Зал с чудовищными мельницами остался позади, Императора вытащили на площадку лестницы; кожа на лице чувствовала движение воздуха, правитель Мельина кое-как повернул голову.
В глубины земли вонзалась отвесная шахта, заполненная слабым зеленоватым сиянием, словно тут светилась каждая из мельчайших частиц воздуха. Вдоль стены вилась спиральная лестница, винтом уходившая вниз. Повсюду – узкие и острые арки входов, иные открывались на лестницу, иные – прямо в провал, и не зря – на глазах Императора из арки прямо в пропасть шагнул нергианец в развевающемся плаще, медленно и плавно опустился вниз, скрывшись в другой арке, как две капли воды похожей на ту, откуда выплыл.

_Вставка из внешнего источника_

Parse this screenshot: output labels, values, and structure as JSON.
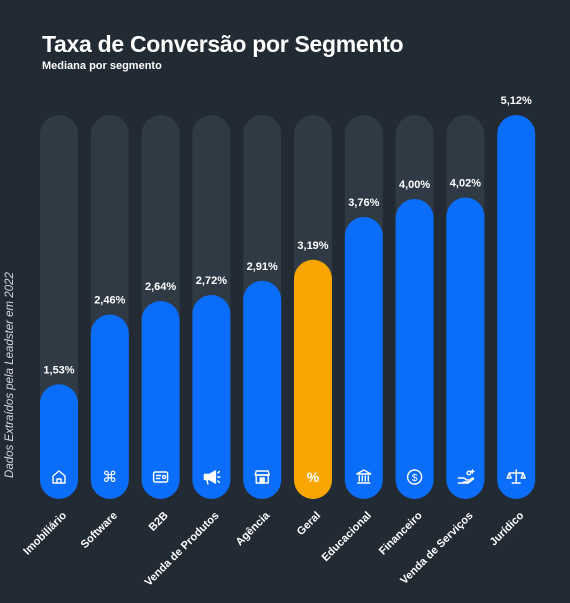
{
  "chart_data": {
    "type": "bar",
    "title": "Taxa de Conversão por Segmento",
    "subtitle": "Mediana por segmento",
    "source": "Dados Extraídos pela Leadster em 2022",
    "categories": [
      "Imobiliário",
      "Software",
      "B2B",
      "Venda de Produtos",
      "Agência",
      "Geral",
      "Educacional",
      "Financeiro",
      "Venda de Serviços",
      "Jurídico"
    ],
    "values": [
      1.53,
      2.46,
      2.64,
      2.72,
      2.91,
      3.19,
      3.76,
      4.0,
      4.02,
      5.12
    ],
    "value_labels": [
      "1,53%",
      "2,46%",
      "2,64%",
      "2,72%",
      "2,91%",
      "3,19%",
      "3,76%",
      "4,00%",
      "4,02%",
      "5,12%"
    ],
    "icons": [
      "house-icon",
      "command-icon",
      "id-card-icon",
      "megaphone-icon",
      "storefront-icon",
      "percent-icon",
      "institution-icon",
      "dollar-coin-icon",
      "hand-service-icon",
      "scales-icon"
    ],
    "ylim": [
      0,
      5.12
    ],
    "grid": false,
    "legend": "none",
    "colors": {
      "bar": "#0a6dfc",
      "highlight": "#f9a602",
      "track": "#2f3a45",
      "background": "#222a33",
      "text": "#ffffff"
    },
    "highlight_category": "Geral"
  }
}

На необычную группу никто не обращал внимания, словно так и надо.
Не думать, что путь вниз – твой последний, что тебя заживо несут хоронить. Не вспоминать о Тайде, о том, кто сладко спит у неё в животе. Пусть уж лучше останется один туман. Он холоден, в нём нет движения и жизни, огни на холме пугающе чужды – однако сквозь липкую мглу тянется рука, закованная в чёрную сталь, надёжная и твёрдая. Рука друга, готового встать рядом и обнажить меч просто потому, что это – друг.

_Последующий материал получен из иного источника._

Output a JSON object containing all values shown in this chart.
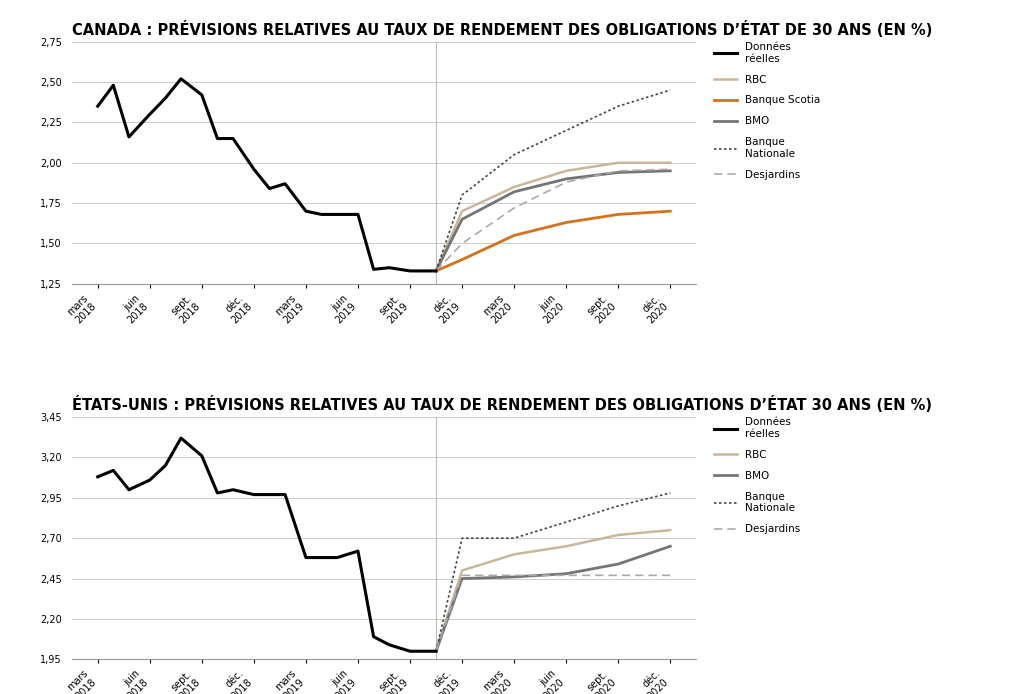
{
  "title1": "CANADA : PRÉVISIONS RELATIVES AU TAUX DE RENDEMENT DES OBLIGATIONS D’ÉTAT DE 30 ANS (EN %)",
  "title2": "ÉTATS-UNIS : PRÉVISIONS RELATIVES AU TAUX DE RENDEMENT DES OBLIGATIONS D’ÉTAT 30 ANS (EN %)",
  "xtick_labels": [
    "mars\n2018",
    "juin\n2018",
    "sept.\n2018",
    "déc.\n2018",
    "mars\n2019",
    "juin\n2019",
    "sept.\n2019",
    "déc.\n2019",
    "mars\n2020",
    "juin\n2020",
    "sept.\n2020",
    "déc.\n2020"
  ],
  "canada": {
    "ylim": [
      1.25,
      2.75
    ],
    "yticks": [
      1.25,
      1.5,
      1.75,
      2.0,
      2.25,
      2.5,
      2.75
    ],
    "donnees_x": [
      0,
      0.3,
      0.6,
      1.0,
      1.3,
      1.6,
      2.0,
      2.3,
      2.6,
      3.0,
      3.3,
      3.6,
      4.0,
      4.3,
      4.6,
      5.0,
      5.3,
      5.6,
      6.0,
      6.3,
      6.5
    ],
    "donnees_y": [
      2.35,
      2.48,
      2.16,
      2.3,
      2.4,
      2.52,
      2.42,
      2.15,
      2.15,
      1.96,
      1.84,
      1.87,
      1.7,
      1.68,
      1.68,
      1.68,
      1.34,
      1.35,
      1.33,
      1.33,
      1.33
    ],
    "rbc_x": [
      6.5,
      7,
      8,
      9,
      10,
      11
    ],
    "rbc_y": [
      1.33,
      1.7,
      1.85,
      1.95,
      2.0,
      2.0
    ],
    "banque_scotia_x": [
      6.5,
      7,
      8,
      9,
      10,
      11
    ],
    "banque_scotia_y": [
      1.33,
      1.4,
      1.55,
      1.63,
      1.68,
      1.7
    ],
    "bmo_x": [
      6.5,
      7,
      8,
      9,
      10,
      11
    ],
    "bmo_y": [
      1.33,
      1.65,
      1.82,
      1.9,
      1.94,
      1.95
    ],
    "banque_nationale_x": [
      6.5,
      7,
      8,
      9,
      10,
      11
    ],
    "banque_nationale_y": [
      1.33,
      1.8,
      2.05,
      2.2,
      2.35,
      2.45
    ],
    "desjardins_x": [
      6.5,
      7,
      8,
      9,
      10,
      11
    ],
    "desjardins_y": [
      1.33,
      1.5,
      1.72,
      1.88,
      1.95,
      1.96
    ]
  },
  "usa": {
    "ylim": [
      1.95,
      3.45
    ],
    "yticks": [
      1.95,
      2.2,
      2.45,
      2.7,
      2.95,
      3.2,
      3.45
    ],
    "donnees_x": [
      0,
      0.3,
      0.6,
      1.0,
      1.3,
      1.6,
      2.0,
      2.3,
      2.6,
      3.0,
      3.3,
      3.6,
      4.0,
      4.3,
      4.6,
      5.0,
      5.3,
      5.6,
      6.0,
      6.3,
      6.5
    ],
    "donnees_y": [
      3.08,
      3.12,
      3.0,
      3.06,
      3.15,
      3.32,
      3.21,
      2.98,
      3.0,
      2.97,
      2.97,
      2.97,
      2.58,
      2.58,
      2.58,
      2.62,
      2.09,
      2.04,
      2.0,
      2.0,
      2.0
    ],
    "rbc_x": [
      6.5,
      7,
      8,
      9,
      10,
      11
    ],
    "rbc_y": [
      2.0,
      2.5,
      2.6,
      2.65,
      2.72,
      2.75
    ],
    "bmo_x": [
      6.5,
      7,
      8,
      9,
      10,
      11
    ],
    "bmo_y": [
      2.0,
      2.45,
      2.46,
      2.48,
      2.54,
      2.65
    ],
    "banque_nationale_x": [
      6.5,
      7,
      8,
      9,
      10,
      11
    ],
    "banque_nationale_y": [
      2.0,
      2.7,
      2.7,
      2.8,
      2.9,
      2.98
    ],
    "desjardins_x": [
      6.5,
      7,
      8,
      9,
      10,
      11
    ],
    "desjardins_y": [
      2.0,
      2.47,
      2.47,
      2.47,
      2.47,
      2.47
    ]
  },
  "colors": {
    "donnees_reelles": "#000000",
    "rbc": "#c8b89a",
    "banque_scotia": "#d4711a",
    "bmo": "#757575",
    "banque_nationale": "#444444",
    "desjardins": "#aaaaaa"
  },
  "background": "#ffffff",
  "title_fontsize": 10.5,
  "tick_fontsize": 7
}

…Однако ж как глубоко мы спустились! Сколько осталось позади оборотов, спираль протянулась сквозь весь Мельин, и концы её, наверное, лежат далеко за его пределами. Есть ли дно у этой бездны, нет ли – Император не сомневался, что в конце пути его лично будет ждать покрытый засохшей кровью жертвенник. Все эти «Великие Ордена» стоят на одном-единственном: на убийстве, отъёме жизни, чужом страдании. Высшие вампиры, если можно так выразиться.
Одну такую он уже убил.
Вновь смыкается вокруг хладное море тумана, но теперь во мгле перед Императором не просто холм, где алым пялятся на тебя четырёхглазые окна; он чувствует, что в промозглой мгле горит живое пламя, потрескивают смолистые дрова, сосна щедро отдаёт вязкую кровь, чтобы жили те, кого сейчас согревает порождённое ею пламя.

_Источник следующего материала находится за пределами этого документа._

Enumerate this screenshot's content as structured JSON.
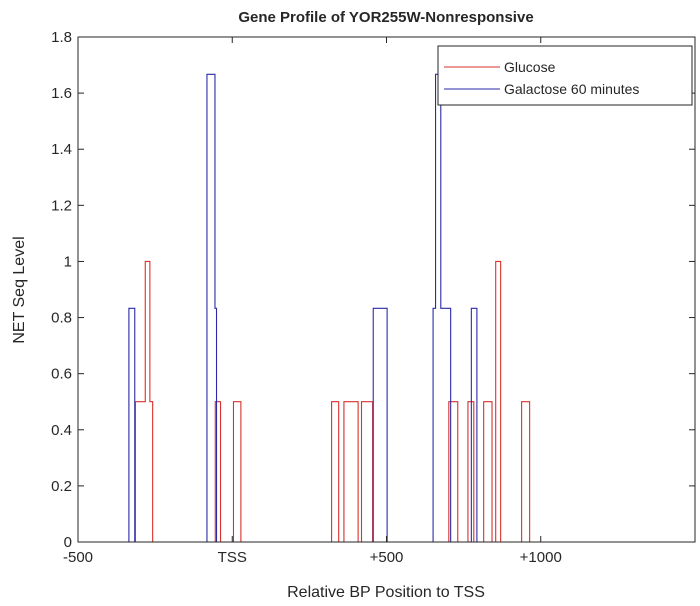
{
  "chart_data": {
    "type": "line",
    "title": "Gene Profile of YOR255W-Nonresponsive",
    "xlabel": "Relative BP Position to TSS",
    "ylabel": "NET Seq Level",
    "xlim": [
      -500,
      1500
    ],
    "ylim": [
      0,
      1.8
    ],
    "x_range_of_data": [
      -500,
      1000
    ],
    "xticks": [
      {
        "value": -500,
        "label": "-500"
      },
      {
        "value": 0,
        "label": "TSS"
      },
      {
        "value": 500,
        "label": "+500"
      },
      {
        "value": 1000,
        "label": "+1000"
      },
      {
        "value": 1500,
        "label": ""
      }
    ],
    "yticks": [
      {
        "value": 0,
        "label": "0"
      },
      {
        "value": 0.2,
        "label": "0.2"
      },
      {
        "value": 0.4,
        "label": "0.4"
      },
      {
        "value": 0.6,
        "label": "0.6"
      },
      {
        "value": 0.8,
        "label": "0.8"
      },
      {
        "value": 1,
        "label": "1"
      },
      {
        "value": 1.2,
        "label": "1.2"
      },
      {
        "value": 1.4,
        "label": "1.4"
      },
      {
        "value": 1.6,
        "label": "1.6"
      },
      {
        "value": 1.8,
        "label": "1.8"
      }
    ],
    "grid": false,
    "legend_position": "top-right",
    "series": [
      {
        "name": "Glucose",
        "color": "#d9312b",
        "step_segments": [
          [
            -314,
            -282,
            0.5
          ],
          [
            -282,
            -267,
            1
          ],
          [
            -267,
            -258,
            0.5
          ],
          [
            -55,
            -38,
            0.5
          ],
          [
            4,
            28,
            0.5
          ],
          [
            322,
            345,
            0.5
          ],
          [
            362,
            383,
            0.5
          ],
          [
            383,
            408,
            0.5
          ],
          [
            419,
            437,
            0.5
          ],
          [
            437,
            455,
            0.5
          ],
          [
            702,
            731,
            0.5
          ],
          [
            764,
            783,
            0.5
          ],
          [
            815,
            842,
            0.5
          ],
          [
            854,
            870,
            1
          ],
          [
            938,
            964,
            0.5
          ]
        ]
      },
      {
        "name": "Galactose 60 minutes",
        "color": "#2a2aa8",
        "step_segments": [
          [
            -335,
            -316,
            0.833
          ],
          [
            -82,
            -56,
            1.667
          ],
          [
            -56,
            -51,
            0.833
          ],
          [
            457,
            502,
            0.833
          ],
          [
            651,
            659,
            0.833
          ],
          [
            659,
            676,
            1.667
          ],
          [
            676,
            708,
            0.833
          ],
          [
            775,
            793,
            0.833
          ]
        ]
      }
    ]
  }
}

Чёрная тень на холме, гордая осанка, разметавшийся багряный плащ. Правая рука протянута навстречу Императору, а в левой воин держит пушистую сосновую ветвь. Ощетинились зелёные иглы, набрякли шишки, полные семян, готовые раскрыться; ветвь сорвана, но не умирает, напротив, ей хорошо и покойно в могучей длани вечного воителя.
Её глодало алчное пламя. Она рассыпалась пеплом, трещала и корчилась в огне – но, коснувшись земли, вобрав в себя чужие смерти, жизни, отданные за других, ветвь возродилась. В глубокой изначальной тьме, таящейся в каждом комке вечно родящей земли.